Hisyam berkata: Ia (Hudzail) memiliki
Unta perahan yang banyak susunya. Hafshah berkata: ‘Ia mengirim kepadaku satu
perahan di pagi hari, lalu aku berkata: ‘Wahai anakku, sesungguhnya engkau
mengetahui bahwa aku tidak meminumnya, aku puasa.’ Ia berkata: ‘Wahai Ummu
Hudzail, sesungguhnya sebaik baik susu adalah yang bermalam di tubuh unta,
berikanlah minuman ini kepada orang yang engkau kehendaki.’[9]
Abdurrahman bin Ahmad menyebutkan dari
bapaknya: Sesungguhnya seorang wanita datang kepada Baqiyy, ia berkata:
‘Sesungguhnya anakku tertawan dan aku tidak berdaya lagi, bisakah engkau
menunjukkan kepada orang yang bisa menebusnya, maka sesungguhnya aku
kebingungan.’ Ia berkata: ‘Ya, pulanglah sehingga aku melihat perkaranya.’
Kemudian ia menundukkan kepala dan menggerakkan kedua bibirnya. Kemudian
setelah beberapa waktu, wanita itu datang bersama anaknya. Ia (sang anak)
berkata: ‘Aku berada di bawah kekuasaan seorang raja, ketika aku sedang
bekerja, tiba tiba belengguku jatuh. Ia (yang meriwayatkan) berkata: Lalu ia
menyebutkan hari dan jam, maka sesuai waktu syaikh tersebut berdoa. Ia berkata:
‘Lalu pengawas kami berteriak, kemudian ia memandang dan kebingungan. Kemudian
ia memanggil tukang besi dan mengikatku. Tatkala ia selesai dan aku berjalan,
belenggu itu jatuh lagi. Maka mereka kebingungan dan memanggil ulama mereka,
mereka berkata: ‘Apakah engkau mempunyai seorang ibu? Aku menjawab: ‘Ya.’
Mereka berkata: ‘Doanya dikabulkan.’
Peristiwa ini diceritakan oleh al-Hafizh
Hamzah as-Sahmy, dari Abu Fath Nashr bin Ahmad bin Abdul Malik, ia berkata: Aku
mendengar Abdurrahman bin Ahmad, ia berkata: Bapakku menceritakan
kepadaku...lalu ia menyebutkannya, dan padanya: kemudian mereka berkata: ‘Allah
subhanahu wa ta’ala telah melepaskan engkau, maka kami tidak bisa
mengikat engkau.’ Lalu mereka memberi bekal kepadaku dan mengirim aku.’[10]
[1] Usamah bin Zaid radhiyallahu ‘anhu, orang yang
dicintai Rasulullah shallallahu ‘alahi wa sallam dan putra orang yang
dicintainya.
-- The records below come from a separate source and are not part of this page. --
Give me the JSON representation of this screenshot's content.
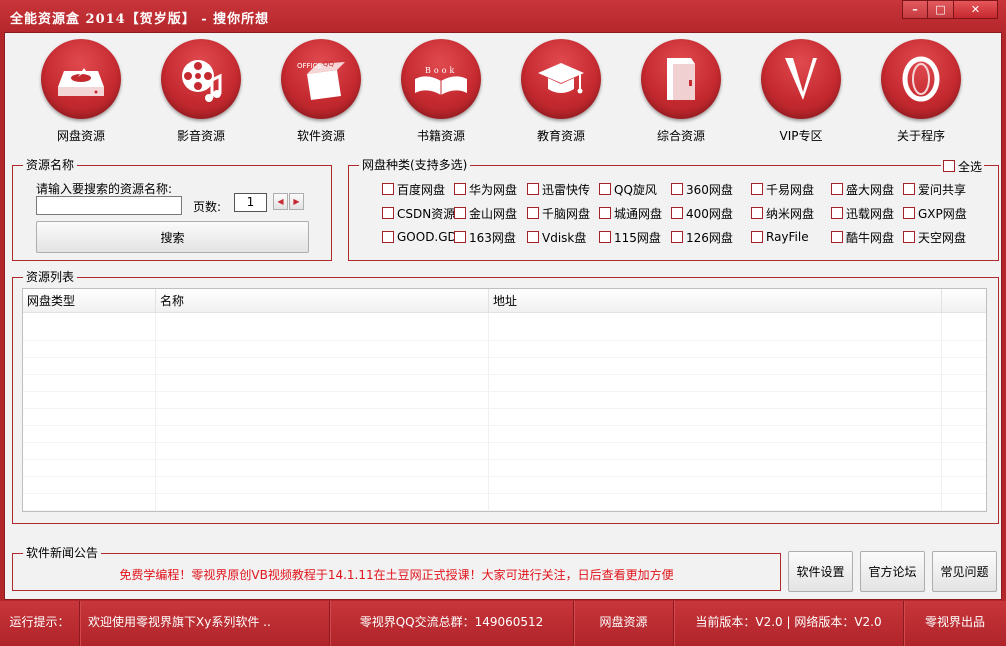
{
  "window": {
    "title": "全能资源盒 2014【贺岁版】 - 搜你所想",
    "minimize": "–",
    "maximize": "□",
    "close": "✕"
  },
  "toolbar": [
    {
      "name": "pan-resources",
      "label": "网盘资源",
      "icon": "hard-drive-icon"
    },
    {
      "name": "video-resources",
      "label": "影音资源",
      "icon": "film-reel-icon"
    },
    {
      "name": "software-resources",
      "label": "软件资源",
      "icon": "software-box-icon",
      "icon_text": [
        "OFFICE",
        "QQ"
      ]
    },
    {
      "name": "book-resources",
      "label": "书籍资源",
      "icon": "open-book-icon",
      "icon_text": [
        "Book"
      ]
    },
    {
      "name": "education-resources",
      "label": "教育资源",
      "icon": "graduation-cap-icon"
    },
    {
      "name": "general-resources",
      "label": "综合资源",
      "icon": "folder-icon"
    },
    {
      "name": "vip-zone",
      "label": "VIP专区",
      "icon": "vip-v-icon"
    },
    {
      "name": "about-program",
      "label": "关于程序",
      "icon": "globe-ring-icon"
    }
  ],
  "search": {
    "group_title": "资源名称",
    "prompt": "请输入要搜索的资源名称:",
    "value": "",
    "page_label": "页数:",
    "page_value": "1",
    "prev": "◀",
    "next": "▶",
    "search_button": "搜索"
  },
  "disk_types": {
    "group_title": "网盘种类(支持多选)",
    "select_all": "全选",
    "rows": [
      [
        "百度网盘",
        "华为网盘",
        "迅雷快传",
        "QQ旋风",
        "360网盘",
        "千易网盘",
        "盛大网盘",
        "爱问共享"
      ],
      [
        "CSDN资源",
        "金山网盘",
        "千脑网盘",
        "城通网盘",
        "400网盘",
        "纳米网盘",
        "迅载网盘",
        "GXP网盘"
      ],
      [
        "GOOD.GD",
        "163网盘",
        "Vdisk盘",
        "115网盘",
        "126网盘",
        "RayFile",
        "酷牛网盘",
        "天空网盘"
      ]
    ]
  },
  "results": {
    "group_title": "资源列表",
    "columns": [
      "网盘类型",
      "名称",
      "地址"
    ]
  },
  "news": {
    "group_title": "软件新闻公告",
    "text": "免费学编程！零视界原创VB视频教程于14.1.11在土豆网正式授课！大家可进行关注，日后查看更加方便",
    "text_color": "#e0141b",
    "buttons": [
      "软件设置",
      "官方论坛",
      "常见问题"
    ]
  },
  "status": {
    "label": "运行提示：",
    "message": "欢迎使用零视界旗下Xy系列软件 ..",
    "qq_group": "零视界QQ交流总群：149060512",
    "mode": "网盘资源",
    "version": "当前版本：V2.0 | 网络版本：V2.0",
    "credit": "零视界出品"
  },
  "colors": {
    "accent": "#c52a30",
    "border": "#b02a2e",
    "client_bg": "#f2f2f2"
  }
}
Ibunya Ummu Aiman radhiyallahu ‘anha pengasuh Rasulullah shallallahu
‘alahi wa sallam.
[2] Jummar nakhlah: yaitu lemaknya yang berada di puncak pohon kurma,
ia berwarna putih, bagaikan sepotong punuk unta yang besar, biasanya dimakan
dengan madu.
[8] Ia adalah Hafshah binti Sirin, seorang ahli ibadah yang
agung, saudari Muhammad bin Sirin, ibu Hudzail.